Here’s some best-practice tips for mentoring someone who is suffering- temporarily or more fundamentally – with imposter syndrome:
- Challenge the negativity
A hallmark sign of someone suffering from imposter syndrome is negativity towards every element of their performance. They might say things like:
- “I didn’t articulate myself well enough in that meeting – everyone definitely thought I was stupid” or
- “I’m just waiting for them to realise I’m not right for this job!” or
- “This really isn’t my strength – and I’m not sure what is.”
As a mentor, if you hear these comments, it’s important to counter them, but in a particular way. Instead of simply saying “that’s not true”, point to other evidence that what they’re saying surely couldn’t be true.
For example, with the above statements, you could say:
- “Everyone in the meeting was nodding and acknowledging what you said, which means that you articulated yourself very well.”
- “You met multiple intelligent, experienced and competent people during your job interview, so unless they are all terrible at their job, they must have thought you were the right fit.”

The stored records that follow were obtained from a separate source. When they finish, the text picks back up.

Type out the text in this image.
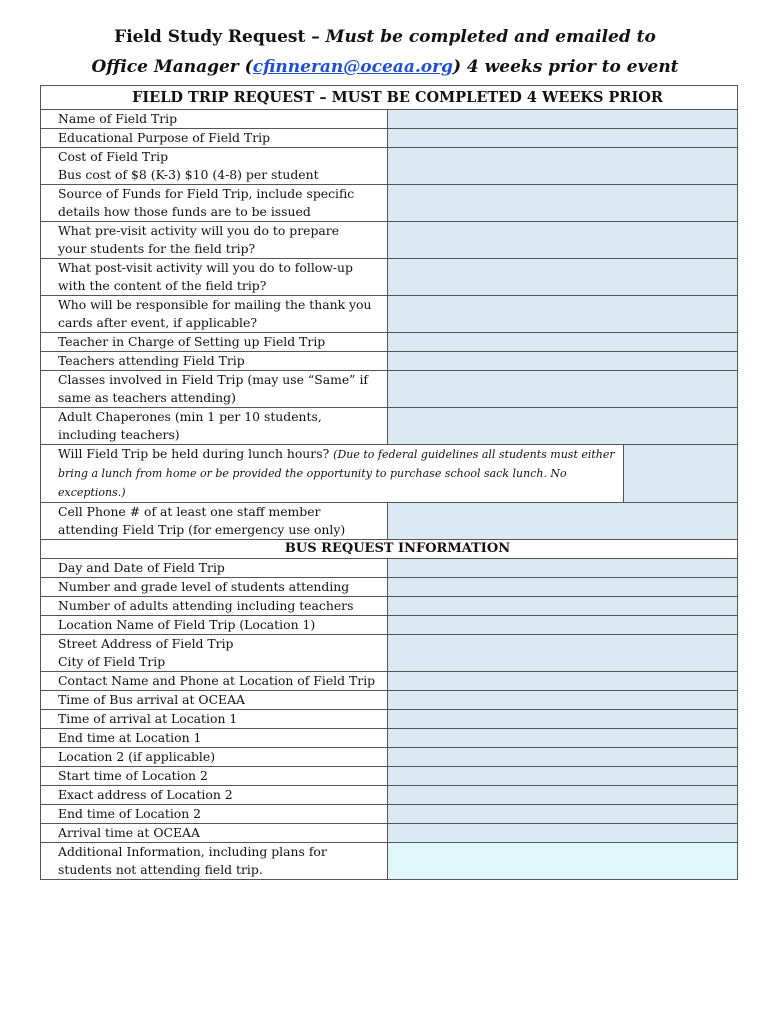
Field Study Request – Must be completed and emailed to
Office Manager (cfinneran@oceaa.org) 4 weeks prior to event
FIELD TRIP REQUEST – MUST BE COMPLETED 4 WEEKS PRIOR		

Name of Field Trip		

Educational Purpose of Field Trip		

Cost of Field Trip
Bus cost of $8 (K-3) $10 (4-8) per student		

Source of Funds for Field Trip, include specific
details how those funds are to be issued		

What pre-visit activity will you do to prepare
your students for the field trip?		

What post-visit activity will you do to follow-up
with the content of the field trip?		

Who will be responsible for mailing the thank you
cards after event, if applicable?		

Teacher in Charge of Setting up Field Trip		

Teachers attending Field Trip		

Classes involved in Field Trip (may use “Same” if
same as teachers attending)		

Adult Chaperones (min 1 per 10 students,
including teachers)		

Will Field Trip be held during lunch hours? (Due to federal guidelines all students must either bring a lunch from home or be provided the opportunity to purchase school sack lunch. No exceptions.)		

Cell Phone # of at least one staff member
attending Field Trip (for emergency use only)		

BUS REQUEST INFORMATION		

Day and Date of Field Trip		

Number and grade level of students attending		

Number of adults attending including teachers		

Location Name of Field Trip (Location 1)		

Street Address of Field Trip
City of Field Trip		

Contact Name and Phone at Location of Field Trip		

Time of Bus arrival at OCEAA		

Time of arrival at Location 1		

End time at Location 1		

Location 2 (if applicable)		

Start time of Location 2		

Exact address of Location 2		

End time of Location 2		

Arrival time at OCEAA		

Additional Information, including plans for
students not attending field trip.		
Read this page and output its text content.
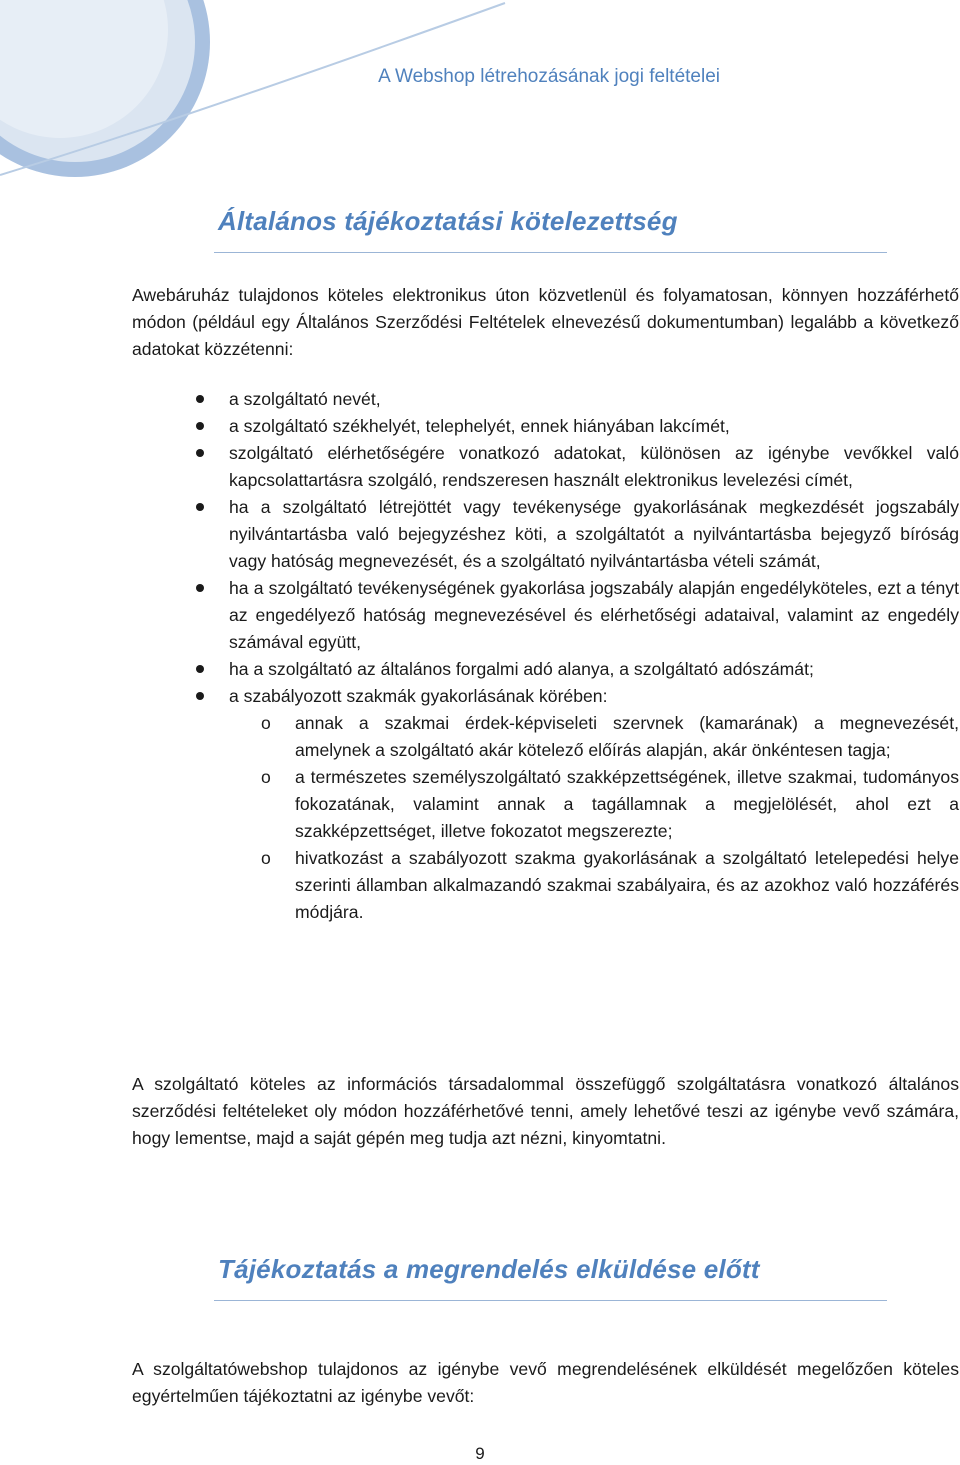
A Webshop létrehozásának jogi feltételei
Általános tájékoztatási kötelezettség

Awebáruház tulajdonos köteles elektronikus úton közvetlenül és folyamatosan, könnyen hozzáférhető módon (például egy Általános Szerződési Feltételek elnevezésű dokumentumban) legalább a következő adatokat közzétenni:

a szolgáltató nevét,
a szolgáltató székhelyét, telephelyét, ennek hiányában lakcímét,
szolgáltató elérhetőségére vonatkozó adatokat, különösen az igénybe vevőkkel való kapcsolattartásra szolgáló, rendszeresen használt elektronikus levelezési címét,
ha a szolgáltató létrejöttét vagy tevékenysége gyakorlásának megkezdését jogszabály nyilvántartásba való bejegyzéshez köti, a szolgáltatót a nyilvántartásba bejegyző bíróság vagy hatóság megnevezését, és a szolgáltató nyilvántartásba vételi számát,
ha a szolgáltató tevékenységének gyakorlása jogszabály alapján engedélyköteles, ezt a tényt az engedélyező hatóság megnevezésével és elérhetőségi adataival, valamint az engedély számával együtt,
ha a szolgáltató az általános forgalmi adó alanya, a szolgáltató adószámát;
a szabályozott szakmák gyakorlásának körében:
o annak a szakmai érdek-képviseleti szervnek (kamarának) a megnevezését, amelynek a szolgáltató akár kötelező előírás alapján, akár önkéntesen tagja;
o a természetes személyszolgáltató szakképzettségének, illetve szakmai, tudományos fokozatának, valamint annak a tagállamnak a megjelölését, ahol ezt a szakképzettséget, illetve fokozatot megszerezte;
o hivatkozást a szabályozott szakma gyakorlásának a szolgáltató letelepedési helye szerinti államban alkalmazandó szakmai szabályaira, és az azokhoz való hozzáférés módjára.

A szolgáltató köteles az információs társadalommal összefüggő szolgáltatásra vonatkozó általános szerződési feltételeket oly módon hozzáférhetővé tenni, amely lehetővé teszi az igénybe vevő számára, hogy lementse, majd a saját gépén meg tudja azt nézni, kinyomtatni.

Tájékoztatás a megrendelés elküldése előtt

A szolgáltatówebshop tulajdonos az igénybe vevő megrendelésének elküldését megelőzően köteles egyértelműen tájékoztatni az igénybe vevőt:

9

- “The fact that you’ve got to this point in your career demonstrates you have many strengths, even if you may not feel that way.”
- Acknowledge that imposter feelings are normal
If you mentee is experiencing imposter syndrome, they are certainly not alone: 85% of employees experience imposter syndrome at some point in their career.
Imposter syndrome also isn’t limited to the average procurement professional, either. Some of the world’s most successful people, including Lady Gaga, Tom Hanks, and Sheryl Sandberg, have all admitted to having imposter syndrome at some point in their careers.
For this reason, if your mentee is struggling with imposter syndrome, it’s important to remind them that most other people do struggle at some point, too. Consider telling them the following:
- “Most people struggle with these feelings. And many are able to move beyond them – just like I know you will be able to.”
- “If someone doesn’t seem to struggle with imposter syndrome, it doesn’t mean they are necessarily more competent or intelligent than you … it just means they may not be as self-aware or they may be more confident.”
- “In general, men feel more comfortable winging it … but that doesn’t mean they are necessarily better at what they do.”
- Acknowledge success – again and again
As a mentor, your role is one of support and encouragement. Ultimately, when your mentee does succeed, they’ll also look to you to celebrate their successes and encourage them to aim higher. And doing so this is particularly important if your mentee is struggling with imposter syndrome.
As a mentor, continue to reassure your mentee that they do belong, that they are competent, and that they deserve their success. Try to encourage them to not compare themselves to others, and instead focus on what they have achieved and what this means to them.